Now I have officially joined the Elderly (that is, I am now a geezer) and am forced to carry a Medicare card, I wonder what I should do to help my fellow Baby Boomers. We are told by all responsible economists that Medicare is in trouble, that costs are rapidly outstripping income. There appears to be no solution to the problem. Each year politicians croak about eliminating “fraud, waste and abuse” but it never happens. If Medicare taxes are raised to cover the rising cost of elderly health care, the burden becomes oppressive and reduces prosperity. As we grow older, more of us fall victim to Alzheimer’s and other dementias, and we become huge consumers of health care dollars. What should be done?
One small possible solution is HSAs, Health Savings Accounts for Medicare recipients. We who are forced into Medicare and have relatively good health might be better off with a high deductible insurance plan. We could roll the unused monies in the HSA over from year to year and accumulate quite a nice nest egg, a savings account we could use down the road when our needs are greater.
Do HSAs reduce medical costs? While there are many economists that compile lists of reasons why we should not see medical costs go down, those are theoretical issues. In theory, someone told me, there is no difference between practice and theory. But in practice, there is. So while some say HSAs won’t help, they really do. The reason is very simple. If doctors can be paid in full through an HSA card, there is an incentive to offer lower cost services. And there is the dilemma. There is no downward pressure on prices since most plans insulate the patient against the actual cost.
A friend told me of a health fair his hospital offered. A proctologist was offering free digital rectal exams (DREs) to check men for prostate cancer. An older gentleman was told his DRE was clean and there was no sign of cancer. The patient was happy, and the doctor asked, “How long has it been since your last DRE?” Six weeks, said the patient. The doctor was dumbfounded, and asked the patient why he had come in for another one so soon?
“Well, it was free,” was the reply.
Free care gets used. But no care is free. TANSTAAFL, said Robert Heinlein, in The Moon is a Harsh Mistress. “There ain’t no such thing as a free lunch.” The patient abusing the “free exams” wasted valuable time and resources. He took away time that could have been spent on another more appropriate patient. When you make anything free, whether it is a screening or emergency room care, it gets used more and with less thought.
But if I have an HSA, pay for my own medical care, and can roll the excess money over each year, I have an incentive to shop. In fact, HSAs could easily include a small educational component where patients learn how to shop, ask about fees, and negotiate. “It’s your money,” should be the motto, “take good care of it!”
Doubters will cry that our older people are not able to fund an HSA. First, that is not at all true. Citizens over the age of 65 have a good deal of disposable income. We are actually better off than those in their thirties and forties and fifties who are funding our retirements. (Social security is a Ponzi scheme, since all the taxes I paid into it are long since spent on bridges to nowhere and other boondoggles.) So we often could afford it.
What about those who can’t? A solution to that would be for Social Security to fund 75% of the HSA the first year, and decrease that percent each year by 15% until by the fifth year, we geezers are funding it all by ourselves. Suppose you changed the plan so I could enroll in a high-deductible plan plus an HSA. I would be responsible for all my medical expenses up to $3,000. The Feds would give me $2250 and I would put in $750. That gives me $3,000 to pay my deductible, and suppose I don’t use it all.

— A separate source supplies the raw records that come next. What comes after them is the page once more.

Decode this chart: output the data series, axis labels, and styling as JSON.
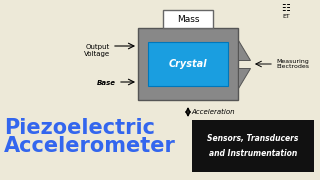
{
  "bg_color": "#ede9d8",
  "title_text1": "Piezoelectric",
  "title_text2": "Accelerometer",
  "title_color": "#3366ee",
  "crystal_color": "#1a9ee0",
  "mass_box_color": "#ffffff",
  "mass_border_color": "#666666",
  "sensor_box_color": "#111111",
  "sensor_text_color": "#ffffff",
  "sensor_text1": "Sensors, Transducers",
  "sensor_text2": "and Instrumentation",
  "label_output_voltage": "Output\nVoltage",
  "label_base": "Base",
  "label_mass": "Mass",
  "label_crystal": "Crystal",
  "label_measuring": "Measuring\nElectrodes",
  "label_acceleration": "Acceleration",
  "diagram_gray": "#888888",
  "diagram_dark": "#555555",
  "diagram_mid": "#777777"
}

Suppose I take good care of myself, only use $1,000 in the first year? I now have $2,000 to roll over. I pay in $1,200, the Feds give their incentive of $1,800, and I now have $5,000 in my HSA. Each year my HSA would grow, and I would pay a greater portion until after five years, I am paying the whole $3,000.
An option might be that if I raise my deductible, my insurance should cost less that year. Suppose the Feds and I split the savings? That would further incentivize me to assume more and more responsibility for my own health care.
Government isn’t necessarily the problem, and it usually isn’t the solution. But using good design in government entitlements can nudge old geezers like me toward more self-care and wiser use of resources.